Aftermath of a terrorist attack in Iraq in 2011. (AFP PHOTO/KHALIL AL-MURSHIDI/Newscom)

Aftermath of a terrorist attack in Iraq in 2011. (AFP PHOTO/KHALIL AL-MURSHIDI/Newscom)

Who is the United States’ resurgent adversary in Iraq, and what do they want? A panel convened at The Heritage Foundation yesterday posed these and other questions about the policy implications for America of the recent seizure of the Iraqi towns of Fallujah and Ramadi by al-Qaeda fighters.

The terrorist network’s renewed threat to the stability of Iraq and the region has reached a boiling point, speakers at the event agreed.

“I disagree that the world changed on 9/11,” Douglas Streusand, a professor at the Marine Corps Command and Staff College, said of al-Qaeda’s 2001 terrorist attacks on America. “On 9/11 we were forced to realize that it had changed. And that we have realized that it ha[s] changed strengthens us and weakens our adversaries. But it is always difficult to maintain vigilance without new emergencies to drive it.”

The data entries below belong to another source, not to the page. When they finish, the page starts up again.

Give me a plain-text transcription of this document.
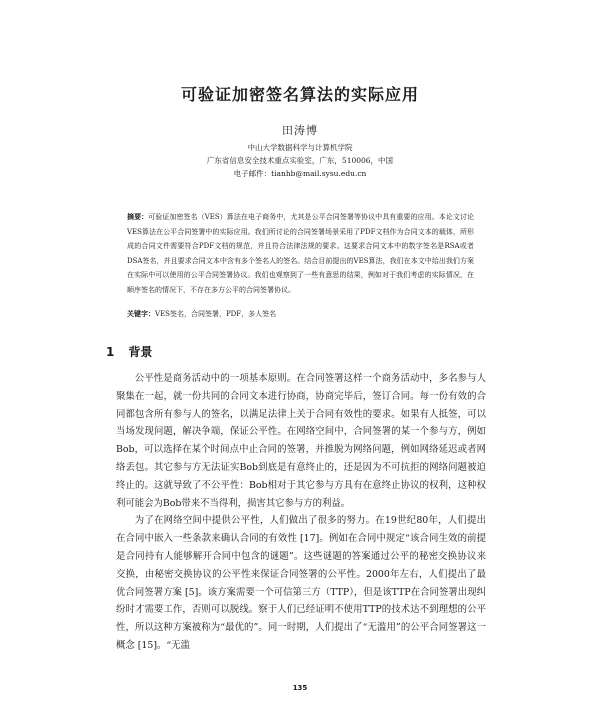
可验证加密签名算法的实际应用
田涛博
中山大学数据科学与计算机学院
广东省信息安全技术重点实验室，广东，510006，中国
电子邮件：tianhb@mail.sysu.edu.cn
摘要：可验证加密签名（VES）算法在电子商务中，尤其是公平合同签署等协议中具有重要的应用。本论文讨论VES算法在公平合同签署中的实际应用。我们所讨论的合同签署场景采用了PDF文档作为合同文本的载体，所形成的合同文件需要符合PDF文档的规范，并且符合法律法规的要求。这要求合同文本中的数字签名是RSA或者DSA签名，并且要求合同文本中含有多个签名人的签名。结合目前提出的VES算法，我们在本文中给出我们方案在实际中可以使用的公平合同签署协议。我们也观察到了一些有意思的结果，例如对于我们考虑的实际情况，在顺序签名的情况下，不存在多方公平的合同签署协议。
关键字：VES签名，合同签署，PDF，多人签名
1 背景

公平性是商务活动中的一项基本原则。在合同签署这样一个商务活动中，多名参与人聚集在一起，就一份共同的合同文本进行协商，协商完毕后，签订合同。每一份有效的合同都包含所有参与人的签名，以满足法律上关于合同有效性的要求。如果有人抵签，可以当场发现问题，解决争端，保证公平性。在网络空间中，合同签署的某一个参与方，例如Bob，可以选择在某个时间点中止合同的签署，并推脱为网络问题，例如网络延迟或者网络丢包。其它参与方无法证实Bob到底是有意终止的，还是因为不可抗拒的网络问题被迫终止的。这就导致了不公平性：Bob相对于其它参与方具有在意终止协议的权利，这种权利可能会为Bob带来不当得利，损害其它参与方的利益。

为了在网络空间中提供公平性，人们做出了很多的努力。在19世纪80年，人们提出在合同中嵌入一些条款来确认合同的有效性 [17]。例如在合同中规定“该合同生效的前提是合同持有人能够解开合同中包含的谜题”。这些谜题的答案通过公平的秘密交换协议来交换，由秘密交换协议的公平性来保证合同签署的公平性。2000年左右，人们提出了最优合同签署方案 [5]。该方案需要一个可信第三方（TTP），但是该TTP在合同签署出现纠纷时才需要工作，否则可以脱线。察于人们已经证明不使用TTP的技术达不到理想的公平性，所以这种方案被称为“最优的”。同一时期，人们提出了“无滥用”的公平合同签署这一概念 [15]。“无滥

135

Streusand and other panelists said the Obama Administration as well as the American public should realize that the terrorist threat out of Iraq and the surrounding region is still ominously real — or as Streusand characterized it,  “far too dangerous for the interests of the civilized world.”

On the panel were Marine Gen.  James T. Conway, who also gave keynote remarks; Jessica D. Lewis, research director at the  Institute for the Study of War; and James Phillips, Heritage’s senior research fellow for Middle Eastern affairs.

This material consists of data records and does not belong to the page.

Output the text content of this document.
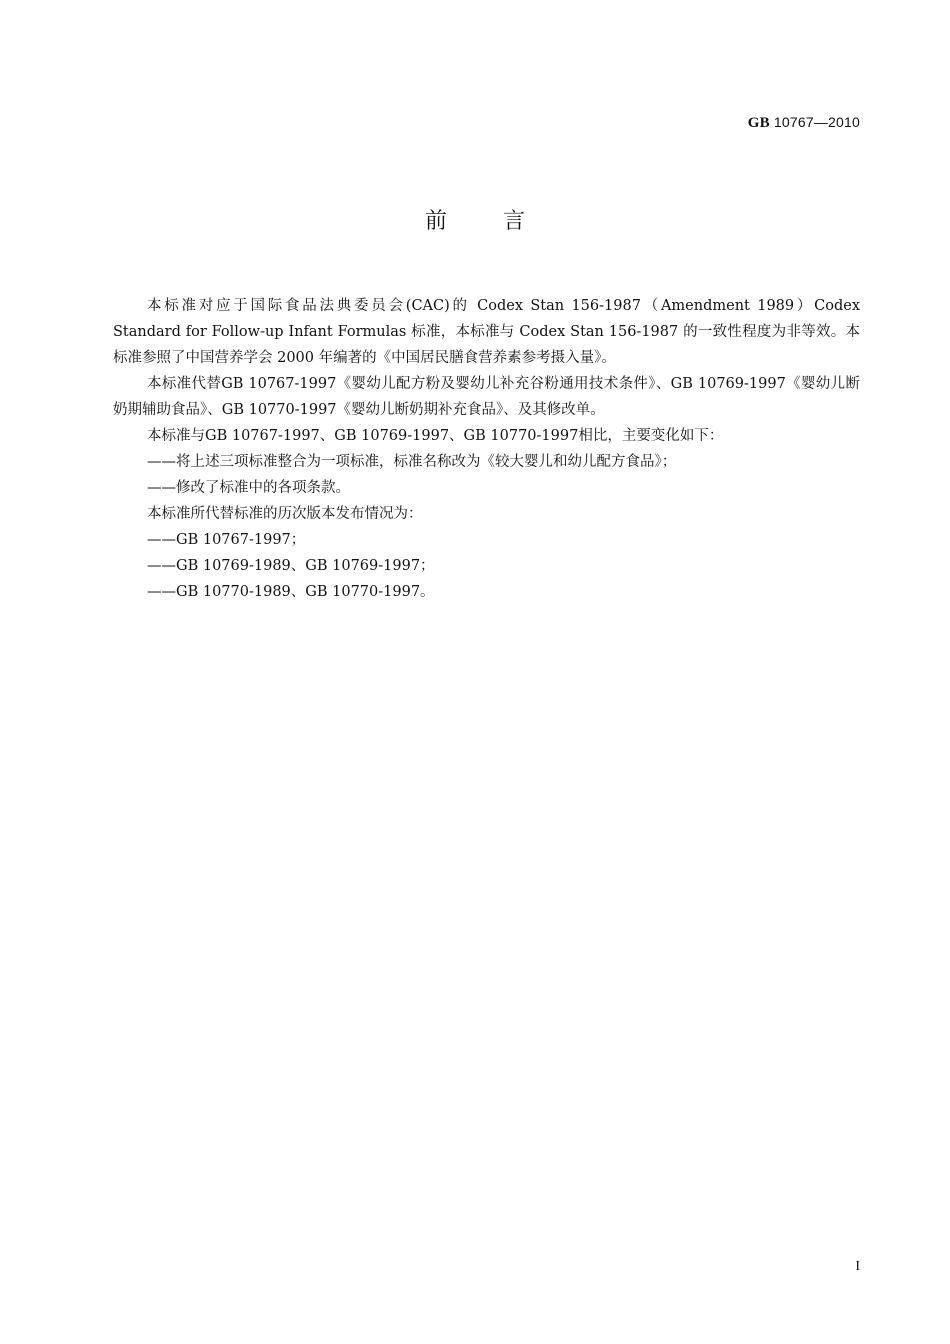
GB 10767—2010
前言

本标准对应于国际食品法典委员会(CAC)的 Codex Stan 156-1987（Amendment 1989）Codex Standard for Follow-up Infant Formulas 标准，本标准与 Codex Stan 156-1987 的一致性程度为非等效。本标准参照了中国营养学会 2000 年编著的《中国居民膳食营养素参考摄入量》。

本标准代替GB 10767-1997《婴幼儿配方粉及婴幼儿补充谷粉通用技术条件》、GB 10769-1997《婴幼儿断奶期辅助食品》、GB 10770-1997《婴幼儿断奶期补充食品》、及其修改单。

本标准与GB 10767-1997、GB 10769-1997、GB 10770-1997相比，主要变化如下：

——将上述三项标准整合为一项标准，标准名称改为《较大婴儿和幼儿配方食品》；

——修改了标准中的各项条款。

本标准所代替标准的历次版本发布情况为：

——GB 10767-1997；

——GB 10769-1989、GB 10769-1997；

——GB 10770-1989、GB 10770-1997。

I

“Nature abhors a vacuum, but al-Qaeda loves a vacuum,” Phillips said. “It has surged in strength on both sides of the Iraq-Syria border, in large part to fill vacuums of authority created by the dysfunctional politics in these two countries.”

And the enemy of the U.S. is not simply al-Qaeda, Streusand said.

“I argue that our enemy is an ideology, and a network of networks. I refer to the ideology as totalitarian Islamism. And [I] define it as an amalgam of the persistent dissident tradition of political action in the name of Islam that has existed throughout Islamic history.”

With inadequate U.S. aid to Iraq, Streusand said, this totalitarian Islamist network will continue to gain power and endanger America.

“The bottom line,” Phillips said, “is the administration must pay more attention to what’s going on in Iraq and stop looking at the conflict inside that country through the lens of domestic U.S. politics. Start seeing it in terms of long-term U.S. security interests.”

The Obama White House “must stop talking about ending a war… and start thinking about how to help Iraqis win this war,” Phillips added. “The United States’ adversary is a large network of Islamist extremists, who seek to regain their superiority through the means of a global totalitarian regime.”

This story was produced by The Foundry’s news team. Nothing here should be construed as necessarily reflecting the views of The Heritage Foundation.